Now I'm a little bit shocked! All these years I used to consider the HMG as the "official" project
and the MiniGUI (extended) a fork of it! Since when this relation has turned upside-down ?
I must admit that it was a "lazy" description
Well... for those that does not know the history: I've created MiniGUI library on February 2002 and I was the main responsible of the project for nearly three years.
At some point in 2004 I've faced a very hard (I mean really hard) personal problem and I've was
away from the project for some months.
When I was ready to continue, I've noticed that main project contributors, released an alternative library version, including code that (IMHO) did not met certain design rules that I've established. This release included code that I've previously rejected (explaining to their authors, the reasons).
Because this, I felt very disappointed and after thinking a lot about that, I've decided to create a new project called HMG. It started including the last 'official' MiniGUI library (with some additions), Harbour compiler and MingW compiler, becoming this way, a full development system.
Then, the MiniGUI contributors not sharing my vision of the project, started "HMG Extended", strange name decision
).
The bottom line is: HMG and HMG Extended, started nearly with the same code, and even today (after all these years) still being very very similar things.
Despite the criteria differences, I feel a strong respect for Grigory (a true genius). I'll be always grateful to him for all the support in the early years and for his continued work, keeping HMG (in any flavor) alive.

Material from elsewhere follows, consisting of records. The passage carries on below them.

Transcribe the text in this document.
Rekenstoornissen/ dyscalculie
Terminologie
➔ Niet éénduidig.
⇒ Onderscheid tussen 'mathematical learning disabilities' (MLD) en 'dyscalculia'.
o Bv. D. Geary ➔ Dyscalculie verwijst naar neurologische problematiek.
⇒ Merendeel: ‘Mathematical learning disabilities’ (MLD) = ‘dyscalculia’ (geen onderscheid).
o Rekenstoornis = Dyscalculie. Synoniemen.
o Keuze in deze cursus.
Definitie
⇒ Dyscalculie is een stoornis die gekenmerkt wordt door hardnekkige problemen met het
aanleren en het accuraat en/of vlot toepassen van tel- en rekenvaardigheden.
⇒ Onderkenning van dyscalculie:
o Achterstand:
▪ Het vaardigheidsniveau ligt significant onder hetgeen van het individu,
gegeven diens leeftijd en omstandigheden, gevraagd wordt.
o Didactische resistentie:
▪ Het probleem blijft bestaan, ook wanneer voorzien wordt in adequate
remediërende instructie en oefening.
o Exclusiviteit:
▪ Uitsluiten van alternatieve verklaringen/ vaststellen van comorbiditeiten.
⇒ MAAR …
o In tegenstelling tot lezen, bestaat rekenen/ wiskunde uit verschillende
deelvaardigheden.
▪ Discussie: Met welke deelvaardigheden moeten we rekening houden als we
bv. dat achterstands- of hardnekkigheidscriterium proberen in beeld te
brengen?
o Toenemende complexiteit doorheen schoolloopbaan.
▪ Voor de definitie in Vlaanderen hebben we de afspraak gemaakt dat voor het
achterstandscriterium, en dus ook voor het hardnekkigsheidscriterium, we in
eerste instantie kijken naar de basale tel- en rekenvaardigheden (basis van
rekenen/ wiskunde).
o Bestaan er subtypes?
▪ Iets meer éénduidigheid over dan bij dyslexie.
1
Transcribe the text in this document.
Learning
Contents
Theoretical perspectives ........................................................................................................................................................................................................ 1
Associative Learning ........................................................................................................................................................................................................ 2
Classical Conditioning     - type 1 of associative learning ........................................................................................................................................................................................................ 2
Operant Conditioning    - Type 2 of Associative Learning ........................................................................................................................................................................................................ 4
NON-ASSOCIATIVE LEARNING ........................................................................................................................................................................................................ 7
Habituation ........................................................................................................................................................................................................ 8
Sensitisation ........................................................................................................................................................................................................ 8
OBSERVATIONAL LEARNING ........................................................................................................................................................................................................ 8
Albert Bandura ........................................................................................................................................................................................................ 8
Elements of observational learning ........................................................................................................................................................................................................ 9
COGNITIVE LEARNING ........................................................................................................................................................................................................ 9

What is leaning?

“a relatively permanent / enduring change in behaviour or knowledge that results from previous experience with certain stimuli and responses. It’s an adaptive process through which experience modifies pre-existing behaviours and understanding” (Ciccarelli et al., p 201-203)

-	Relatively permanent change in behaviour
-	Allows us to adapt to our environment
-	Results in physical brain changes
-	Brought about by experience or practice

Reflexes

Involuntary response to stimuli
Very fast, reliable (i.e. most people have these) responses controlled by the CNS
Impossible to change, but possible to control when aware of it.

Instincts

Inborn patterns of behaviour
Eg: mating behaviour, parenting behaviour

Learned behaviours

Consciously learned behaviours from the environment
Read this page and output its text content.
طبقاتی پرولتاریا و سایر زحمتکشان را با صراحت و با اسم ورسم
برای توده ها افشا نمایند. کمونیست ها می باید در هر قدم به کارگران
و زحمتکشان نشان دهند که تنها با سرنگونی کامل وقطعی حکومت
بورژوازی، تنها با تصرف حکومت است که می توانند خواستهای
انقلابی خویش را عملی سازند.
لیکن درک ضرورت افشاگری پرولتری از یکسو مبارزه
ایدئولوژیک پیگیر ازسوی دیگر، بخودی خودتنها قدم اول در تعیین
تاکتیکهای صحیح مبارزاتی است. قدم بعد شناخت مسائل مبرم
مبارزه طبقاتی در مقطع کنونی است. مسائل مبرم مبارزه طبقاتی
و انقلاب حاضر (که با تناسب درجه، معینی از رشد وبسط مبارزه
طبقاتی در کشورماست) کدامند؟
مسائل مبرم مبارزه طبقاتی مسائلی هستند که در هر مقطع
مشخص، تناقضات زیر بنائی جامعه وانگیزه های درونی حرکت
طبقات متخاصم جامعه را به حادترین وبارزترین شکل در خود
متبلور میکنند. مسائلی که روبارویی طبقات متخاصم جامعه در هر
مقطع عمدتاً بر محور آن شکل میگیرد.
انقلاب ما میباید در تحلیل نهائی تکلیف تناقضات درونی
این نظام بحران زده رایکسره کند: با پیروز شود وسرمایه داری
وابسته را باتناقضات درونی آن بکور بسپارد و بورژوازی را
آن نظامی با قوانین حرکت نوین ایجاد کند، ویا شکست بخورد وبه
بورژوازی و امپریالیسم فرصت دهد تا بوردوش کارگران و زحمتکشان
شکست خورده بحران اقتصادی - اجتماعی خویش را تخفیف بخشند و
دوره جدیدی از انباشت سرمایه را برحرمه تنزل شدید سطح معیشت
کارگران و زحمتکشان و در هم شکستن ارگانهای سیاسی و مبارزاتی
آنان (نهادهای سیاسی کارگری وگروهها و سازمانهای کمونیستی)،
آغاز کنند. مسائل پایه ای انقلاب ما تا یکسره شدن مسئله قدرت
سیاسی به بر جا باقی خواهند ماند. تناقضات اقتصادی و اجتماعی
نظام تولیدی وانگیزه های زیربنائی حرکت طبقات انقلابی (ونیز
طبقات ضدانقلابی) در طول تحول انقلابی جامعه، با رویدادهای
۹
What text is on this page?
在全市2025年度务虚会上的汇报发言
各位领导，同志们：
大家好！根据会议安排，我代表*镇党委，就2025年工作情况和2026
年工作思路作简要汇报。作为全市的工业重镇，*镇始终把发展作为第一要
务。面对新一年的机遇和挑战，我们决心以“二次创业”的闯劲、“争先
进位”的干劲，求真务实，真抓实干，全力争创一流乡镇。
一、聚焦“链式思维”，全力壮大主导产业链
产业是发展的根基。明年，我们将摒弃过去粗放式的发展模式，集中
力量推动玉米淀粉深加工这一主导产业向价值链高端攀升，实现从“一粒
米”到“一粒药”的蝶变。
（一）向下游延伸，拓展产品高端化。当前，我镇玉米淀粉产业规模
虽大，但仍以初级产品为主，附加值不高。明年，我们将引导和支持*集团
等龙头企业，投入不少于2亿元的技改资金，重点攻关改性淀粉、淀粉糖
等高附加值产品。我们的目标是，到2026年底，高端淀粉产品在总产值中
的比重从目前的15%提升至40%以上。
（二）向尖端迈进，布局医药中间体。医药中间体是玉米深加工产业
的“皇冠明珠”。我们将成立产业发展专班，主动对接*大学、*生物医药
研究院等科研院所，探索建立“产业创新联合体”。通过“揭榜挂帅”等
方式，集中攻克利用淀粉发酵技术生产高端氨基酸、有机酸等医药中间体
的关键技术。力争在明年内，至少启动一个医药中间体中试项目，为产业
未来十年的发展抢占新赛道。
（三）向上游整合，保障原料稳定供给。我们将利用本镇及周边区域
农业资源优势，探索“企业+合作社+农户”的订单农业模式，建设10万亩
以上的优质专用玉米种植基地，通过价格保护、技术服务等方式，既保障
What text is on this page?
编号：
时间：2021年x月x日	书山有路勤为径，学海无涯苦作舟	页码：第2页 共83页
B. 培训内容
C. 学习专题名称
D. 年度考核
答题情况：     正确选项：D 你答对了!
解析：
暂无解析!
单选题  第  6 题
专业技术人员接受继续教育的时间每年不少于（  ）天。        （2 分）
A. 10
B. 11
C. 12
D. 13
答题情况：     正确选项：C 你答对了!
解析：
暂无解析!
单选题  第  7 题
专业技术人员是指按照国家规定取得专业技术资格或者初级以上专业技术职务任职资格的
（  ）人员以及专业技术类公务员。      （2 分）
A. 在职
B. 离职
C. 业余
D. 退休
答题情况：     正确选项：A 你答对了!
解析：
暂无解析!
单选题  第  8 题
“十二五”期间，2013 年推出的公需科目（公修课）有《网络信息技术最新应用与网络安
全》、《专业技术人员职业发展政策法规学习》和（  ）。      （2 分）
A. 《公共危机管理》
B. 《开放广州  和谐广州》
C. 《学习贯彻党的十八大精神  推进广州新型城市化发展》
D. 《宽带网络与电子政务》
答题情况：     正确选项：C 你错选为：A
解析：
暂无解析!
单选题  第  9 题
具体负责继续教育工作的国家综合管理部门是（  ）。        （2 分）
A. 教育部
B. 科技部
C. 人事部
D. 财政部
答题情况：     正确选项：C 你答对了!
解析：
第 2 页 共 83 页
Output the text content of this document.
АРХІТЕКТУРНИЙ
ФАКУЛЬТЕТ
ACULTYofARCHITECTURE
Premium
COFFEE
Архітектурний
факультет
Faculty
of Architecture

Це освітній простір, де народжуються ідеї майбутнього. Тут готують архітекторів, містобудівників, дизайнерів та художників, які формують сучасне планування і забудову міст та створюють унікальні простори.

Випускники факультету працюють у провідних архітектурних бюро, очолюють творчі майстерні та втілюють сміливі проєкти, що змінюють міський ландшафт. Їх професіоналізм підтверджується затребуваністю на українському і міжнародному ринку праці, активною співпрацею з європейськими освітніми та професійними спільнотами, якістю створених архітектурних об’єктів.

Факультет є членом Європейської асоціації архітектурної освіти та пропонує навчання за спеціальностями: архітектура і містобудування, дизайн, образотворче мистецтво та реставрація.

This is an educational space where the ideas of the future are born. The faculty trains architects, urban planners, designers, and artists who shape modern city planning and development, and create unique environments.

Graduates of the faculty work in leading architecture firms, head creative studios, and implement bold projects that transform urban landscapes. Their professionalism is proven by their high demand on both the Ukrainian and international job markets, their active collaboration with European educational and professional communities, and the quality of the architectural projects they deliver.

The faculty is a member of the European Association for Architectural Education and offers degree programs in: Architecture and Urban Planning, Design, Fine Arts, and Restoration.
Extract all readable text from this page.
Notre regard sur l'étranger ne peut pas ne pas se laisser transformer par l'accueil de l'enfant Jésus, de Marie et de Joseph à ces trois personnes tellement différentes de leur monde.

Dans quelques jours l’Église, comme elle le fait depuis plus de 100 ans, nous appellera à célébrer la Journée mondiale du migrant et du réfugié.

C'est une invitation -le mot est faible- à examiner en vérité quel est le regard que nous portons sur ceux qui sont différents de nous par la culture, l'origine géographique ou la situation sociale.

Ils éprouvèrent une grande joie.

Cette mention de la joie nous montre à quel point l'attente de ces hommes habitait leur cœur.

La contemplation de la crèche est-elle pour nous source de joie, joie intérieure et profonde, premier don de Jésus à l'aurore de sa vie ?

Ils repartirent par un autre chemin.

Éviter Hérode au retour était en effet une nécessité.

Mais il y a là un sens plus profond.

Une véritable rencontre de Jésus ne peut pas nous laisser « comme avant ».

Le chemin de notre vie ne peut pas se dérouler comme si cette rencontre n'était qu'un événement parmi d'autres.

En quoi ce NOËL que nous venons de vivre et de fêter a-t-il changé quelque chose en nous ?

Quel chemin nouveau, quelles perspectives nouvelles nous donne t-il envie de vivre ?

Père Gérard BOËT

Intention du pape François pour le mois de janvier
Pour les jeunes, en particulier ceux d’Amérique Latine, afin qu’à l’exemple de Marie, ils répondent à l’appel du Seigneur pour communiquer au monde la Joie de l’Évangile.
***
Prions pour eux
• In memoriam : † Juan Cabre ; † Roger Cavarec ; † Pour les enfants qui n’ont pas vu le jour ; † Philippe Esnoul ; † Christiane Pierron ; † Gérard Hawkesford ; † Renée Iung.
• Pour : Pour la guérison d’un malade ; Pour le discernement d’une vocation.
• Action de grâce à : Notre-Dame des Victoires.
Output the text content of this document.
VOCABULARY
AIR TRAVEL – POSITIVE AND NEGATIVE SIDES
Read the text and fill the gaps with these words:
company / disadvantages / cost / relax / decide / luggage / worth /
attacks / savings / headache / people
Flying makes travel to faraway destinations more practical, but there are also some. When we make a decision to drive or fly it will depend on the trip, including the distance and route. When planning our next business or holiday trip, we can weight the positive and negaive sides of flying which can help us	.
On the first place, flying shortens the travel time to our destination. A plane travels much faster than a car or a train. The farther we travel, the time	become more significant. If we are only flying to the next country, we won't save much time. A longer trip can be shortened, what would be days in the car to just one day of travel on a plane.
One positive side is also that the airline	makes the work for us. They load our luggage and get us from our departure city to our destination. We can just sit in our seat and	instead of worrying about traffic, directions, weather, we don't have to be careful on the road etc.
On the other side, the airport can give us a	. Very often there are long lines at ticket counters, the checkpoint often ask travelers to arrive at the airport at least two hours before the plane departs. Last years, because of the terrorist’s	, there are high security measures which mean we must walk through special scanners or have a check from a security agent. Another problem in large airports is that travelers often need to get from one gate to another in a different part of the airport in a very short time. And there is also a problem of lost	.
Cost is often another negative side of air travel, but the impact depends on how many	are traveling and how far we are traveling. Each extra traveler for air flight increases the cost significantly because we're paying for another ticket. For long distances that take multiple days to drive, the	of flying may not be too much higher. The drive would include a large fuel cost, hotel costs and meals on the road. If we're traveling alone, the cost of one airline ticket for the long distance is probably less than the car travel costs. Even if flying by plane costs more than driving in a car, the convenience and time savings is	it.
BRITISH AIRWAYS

PeteWG wrote: ↑Fri Jun 28, 2019 7:27 am
Seriously though, HWGUI was/is an elegant piece of software, yet it didn't succeed
to get widely adopted by Harbour users.
Unfortunately, it's not the first time nor HWGUI is the only case where a really good
software product doesn't "sell" as good as it should, at least compared to competition.
True. I've just pointing, that the Alexander Kresin approach, makes HWGUI more 'Harbour official' alike.